As a classroom teacher, you have brought all these ideas to vivid life in courses on modern drama, political rhetoric, New Orleans, Augustan London, and post-colonial theater (among many others), drawing students from across Yale’s departments and schools. Your generosity as a mentor to generations of graduate students is legendary, especially under the auspices of the program entitled Interdisciplinary Performance Studies at Yale, or IPSY, a site for post-doctoral fellows and current graduate students in English, Comparative Literature, Dramaturgy, History of Art, Anthropology, Music, African American Studies, and American Studies to test ideas about performance.

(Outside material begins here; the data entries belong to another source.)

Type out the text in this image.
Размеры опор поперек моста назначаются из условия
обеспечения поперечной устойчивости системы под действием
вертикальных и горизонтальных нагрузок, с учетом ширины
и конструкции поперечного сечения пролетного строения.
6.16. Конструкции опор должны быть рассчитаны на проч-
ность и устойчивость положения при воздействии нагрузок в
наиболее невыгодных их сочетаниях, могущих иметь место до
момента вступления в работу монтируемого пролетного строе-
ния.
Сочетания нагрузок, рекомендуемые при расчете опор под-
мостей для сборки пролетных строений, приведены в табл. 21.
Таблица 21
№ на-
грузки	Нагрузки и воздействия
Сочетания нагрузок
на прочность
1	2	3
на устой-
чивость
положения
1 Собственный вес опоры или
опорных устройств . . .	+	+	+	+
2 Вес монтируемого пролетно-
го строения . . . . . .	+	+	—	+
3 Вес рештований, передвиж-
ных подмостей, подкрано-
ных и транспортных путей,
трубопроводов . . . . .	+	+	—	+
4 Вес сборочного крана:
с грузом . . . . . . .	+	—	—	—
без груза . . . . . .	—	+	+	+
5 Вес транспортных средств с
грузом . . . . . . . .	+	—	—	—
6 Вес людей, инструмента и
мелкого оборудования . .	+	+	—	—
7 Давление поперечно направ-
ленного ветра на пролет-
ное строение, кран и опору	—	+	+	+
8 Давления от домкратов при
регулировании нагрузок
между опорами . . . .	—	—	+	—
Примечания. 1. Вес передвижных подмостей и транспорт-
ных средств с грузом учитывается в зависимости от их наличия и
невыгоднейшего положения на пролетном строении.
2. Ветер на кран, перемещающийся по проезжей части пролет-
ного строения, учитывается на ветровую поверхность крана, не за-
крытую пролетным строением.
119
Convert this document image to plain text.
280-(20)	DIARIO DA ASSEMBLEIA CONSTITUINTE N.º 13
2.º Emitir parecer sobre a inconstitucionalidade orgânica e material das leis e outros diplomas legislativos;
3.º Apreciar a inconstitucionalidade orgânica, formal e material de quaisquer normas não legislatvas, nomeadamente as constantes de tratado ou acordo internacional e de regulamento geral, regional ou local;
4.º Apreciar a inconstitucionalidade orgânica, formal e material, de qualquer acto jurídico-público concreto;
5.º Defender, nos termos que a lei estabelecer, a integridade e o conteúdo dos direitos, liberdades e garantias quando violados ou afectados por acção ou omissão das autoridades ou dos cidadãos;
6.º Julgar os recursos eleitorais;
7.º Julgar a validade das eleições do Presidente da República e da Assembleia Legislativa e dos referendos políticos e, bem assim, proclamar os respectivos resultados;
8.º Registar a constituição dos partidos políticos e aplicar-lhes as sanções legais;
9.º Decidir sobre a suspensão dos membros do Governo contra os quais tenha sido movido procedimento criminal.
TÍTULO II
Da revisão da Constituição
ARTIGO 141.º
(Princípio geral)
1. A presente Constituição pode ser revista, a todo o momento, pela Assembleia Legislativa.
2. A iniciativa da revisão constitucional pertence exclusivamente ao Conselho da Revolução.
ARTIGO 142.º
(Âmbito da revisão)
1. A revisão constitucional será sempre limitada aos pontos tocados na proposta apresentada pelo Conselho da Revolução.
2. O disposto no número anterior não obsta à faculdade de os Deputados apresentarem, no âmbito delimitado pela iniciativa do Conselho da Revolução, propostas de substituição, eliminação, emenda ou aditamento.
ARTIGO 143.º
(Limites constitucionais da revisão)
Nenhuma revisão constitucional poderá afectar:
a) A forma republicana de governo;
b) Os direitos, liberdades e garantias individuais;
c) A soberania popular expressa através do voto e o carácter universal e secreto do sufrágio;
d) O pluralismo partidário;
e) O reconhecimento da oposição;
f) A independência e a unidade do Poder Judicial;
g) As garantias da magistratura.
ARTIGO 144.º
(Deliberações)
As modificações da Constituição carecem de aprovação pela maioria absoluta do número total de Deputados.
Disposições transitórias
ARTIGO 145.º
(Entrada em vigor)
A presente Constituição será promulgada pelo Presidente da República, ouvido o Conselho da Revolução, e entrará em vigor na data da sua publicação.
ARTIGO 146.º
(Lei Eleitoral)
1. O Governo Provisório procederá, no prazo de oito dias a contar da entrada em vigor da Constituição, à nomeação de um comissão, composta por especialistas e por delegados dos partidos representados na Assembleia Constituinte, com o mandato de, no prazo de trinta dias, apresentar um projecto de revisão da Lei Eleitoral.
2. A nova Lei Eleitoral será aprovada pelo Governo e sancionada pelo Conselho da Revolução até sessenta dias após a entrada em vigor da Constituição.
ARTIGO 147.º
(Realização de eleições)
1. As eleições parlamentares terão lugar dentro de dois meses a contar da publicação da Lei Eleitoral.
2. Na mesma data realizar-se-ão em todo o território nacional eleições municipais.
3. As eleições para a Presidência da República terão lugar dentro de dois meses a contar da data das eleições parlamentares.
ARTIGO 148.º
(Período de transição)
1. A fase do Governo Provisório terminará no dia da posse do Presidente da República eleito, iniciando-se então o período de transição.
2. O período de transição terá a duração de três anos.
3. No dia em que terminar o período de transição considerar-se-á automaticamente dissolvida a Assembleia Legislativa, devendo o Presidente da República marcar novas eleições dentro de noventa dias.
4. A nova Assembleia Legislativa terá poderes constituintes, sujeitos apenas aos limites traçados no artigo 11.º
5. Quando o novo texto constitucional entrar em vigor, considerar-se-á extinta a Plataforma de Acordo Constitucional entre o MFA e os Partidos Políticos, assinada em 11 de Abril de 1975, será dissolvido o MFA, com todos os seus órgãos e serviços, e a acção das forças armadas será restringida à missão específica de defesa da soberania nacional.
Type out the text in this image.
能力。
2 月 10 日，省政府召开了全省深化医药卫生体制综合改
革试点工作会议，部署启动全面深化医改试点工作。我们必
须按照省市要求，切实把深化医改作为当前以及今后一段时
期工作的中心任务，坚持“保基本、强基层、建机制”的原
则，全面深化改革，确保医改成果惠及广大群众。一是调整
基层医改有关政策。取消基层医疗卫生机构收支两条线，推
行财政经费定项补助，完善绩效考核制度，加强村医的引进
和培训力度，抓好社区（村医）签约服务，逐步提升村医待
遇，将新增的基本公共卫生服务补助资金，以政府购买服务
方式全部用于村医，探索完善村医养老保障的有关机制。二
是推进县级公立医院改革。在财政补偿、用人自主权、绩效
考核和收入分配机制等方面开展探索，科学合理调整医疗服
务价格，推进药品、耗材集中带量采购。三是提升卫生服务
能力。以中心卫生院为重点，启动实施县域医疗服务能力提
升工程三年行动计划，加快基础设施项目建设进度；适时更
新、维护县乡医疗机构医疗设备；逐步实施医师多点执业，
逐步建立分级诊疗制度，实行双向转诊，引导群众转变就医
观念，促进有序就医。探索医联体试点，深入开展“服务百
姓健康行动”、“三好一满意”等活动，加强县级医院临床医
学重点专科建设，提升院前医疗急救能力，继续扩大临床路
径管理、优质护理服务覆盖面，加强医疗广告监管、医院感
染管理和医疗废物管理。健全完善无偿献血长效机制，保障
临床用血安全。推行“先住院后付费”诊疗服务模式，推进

Perhaps none of your many remarkable offerings as teacher and mentor has penetrated so deeply into your subject and reached so far across the University’s many constituencies than your DeVane Lectures in 2007 entitled “World Performance.” The thinking that animated these sessions would find embodied form over several subsequent years in the World Performance Project, the ambitious international series of theater and dance productions, workshops, and lectures you supported with your Andrew W. Mellon Distinguished Achievement Award. Thanks to your gifts as an impresario, the Yale community grew happily accustomed to seeing daring new performances from Europe, the Americas, Africa, and the Mideast. For ceaselessly working to push the boundaries of scholarship and art in a venerable institution where the wheels turn slowly, Yale offers you respect, honor, and thanks.